She wondered what it would be like inside the bulbous cap of plastic mounted on top, wondered what it would be like to be away from it all, under the surface of the water, alone save for one other pony and all the creatures of the deep. She wondered if such an environment would feel any different at the moment to Rainbow Dash, whose hooves continued to pound the sidewalk leading to the museum entrance.

Rainbow’s head swiveled around as it had for the last half hour. She scanned the sky, the road, and every pony—student, tourist, or otherwise—that walked by. “They’re not standing us up! I can’t believe they’d stand us up!”

“I didn’t say—”

“You were thinking it!”

Twilight learned that the primitive submersible had served over twenty-five expeditions before being replaced by a newer, more robust model. It had taken four years since the university’s founding before the first metal vessels had been tested and approved for use by the Equestrian Labor Safety Committee.

“Aw, Twi, don’t clam up like that.” Rainbow ran a hoof down her back. “I’m sorry. They were never late for anything up home, but now it’s just—” She vented a breath, something between a snort and a cough. “I don’t get it. The train was one thing, but they knew we were expecting them today. We agreed on it yesterday. Yesterday!”

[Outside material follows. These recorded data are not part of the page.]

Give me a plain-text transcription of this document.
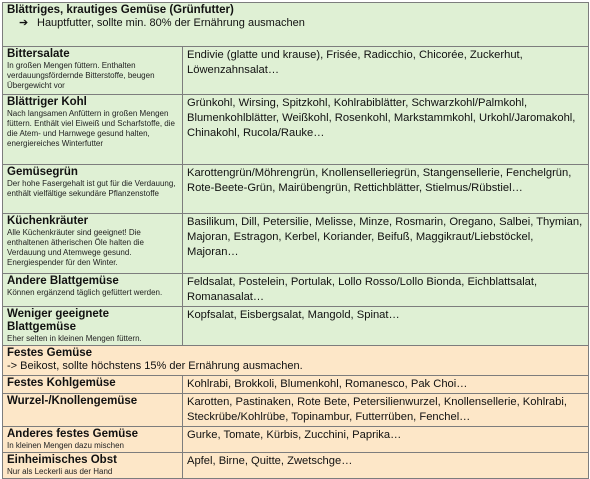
Blättriges, krautiges Gemüse (Grünfutter)
➔ Hauptfutter, sollte min. 80% der Ernährung ausmachen	

Bittersalate
In großen Mengen füttern. Enthalten verdauungsfördernde Bitterstoffe, beugen Übergewicht vor	Endivie (glatte und krause), Frisée, Radicchio, Chicorée, Zuckerhut, Löwenzahnsalat…

Blättriger Kohl
Nach langsamen Anfüttern in großen Mengen füttern. Enthält viel Eiweiß und Scharfstoffe, die die Atem- und Harnwege gesund halten, energiereiches Winterfutter	Grünkohl, Wirsing, Spitzkohl, Kohlrabiblätter, Schwarzkohl/Palmkohl, Blumenkohlblätter, Weißkohl, Rosenkohl, Markstammkohl, Urkohl/Jaromakohl, Chinakohl, Rucola/Rauke…

Gemüsegrün
Der hohe Fasergehalt ist gut für die Verdauung, enthält vielfältige sekundäre Pflanzenstoffe	Karottengrün/Möhrengrün, Knollenselleriegrün, Stangensellerie, Fenchelgrün, Rote-Beete-Grün, Mairübengrün, Rettichblätter, Stielmus/Rübstiel…

Küchenkräuter
Alle Küchenkräuter sind geeignet! Die enthaltenen ätherischen Öle halten die Verdauung und Atemwege gesund. Energiespender für den Winter.	Basilikum, Dill, Petersilie, Melisse, Minze, Rosmarin, Oregano, Salbei, Thymian, Majoran, Estragon, Kerbel, Koriander, Beifuß, Maggikraut/Liebstöckel, Majoran…

Andere Blattgemüse
Können ergänzend täglich gefüttert werden.	Feldsalat, Postelein, Portulak, Lollo Rosso/Lollo Bionda, Eichblattsalat, Romanasalat…

Weniger geeignete Blattgemüse
Eher selten in kleinen Mengen füttern.	Kopfsalat, Eisbergsalat, Mangold, Spinat…

Festes Gemüse
-> Beikost, sollte höchstens 15% der Ernährung ausmachen.	

Festes Kohlgemüse	Kohlrabi, Brokkoli, Blumenkohl, Romanesco, Pak Choi…

Wurzel-/Knollengemüse	Karotten, Pastinaken, Rote Bete, Petersilienwurzel, Knollensellerie, Kohlrabi, Steckrübe/Kohlrübe, Topinambur, Futterrüben, Fenchel…

Anderes festes Gemüse
In kleinen Mengen dazu mischen	Gurke, Tomate, Kürbis, Zucchini, Paprika…

Einheimisches Obst
Nur als Leckerli aus der Hand	Apfel, Birne, Quitte, Zwetschge…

Twilight took Rainbow’s hoof in her own. She looked in her friend’s eyes, her lover’s eyes, as they flashed a warning in the glimmering sunlight—and said what she knew to be true. “Something’s wrong.”

Rainbow yanked her hoof away. “There’s nothing wrong! Why are you still talking about this?”

“I don’t mean to pry—”

“Then stop asking!” Rainbow stomped and snarled at a pair of nearby stallions. “What do you want?!”

They hurried past Twilight on their way inside, and she took a step closer to Rainbow to try and keep her voice down. “I just want to know if your father said anything strange to you yesterday.”

“Ask him yourself! That’s all you wanted to do, right?” Rainbow slapped Twilight’s empty saddlebags. “You didn’t buy anything! You barely even looked at anything! All you wanted to talk about is how much my mom and dad hate each other.”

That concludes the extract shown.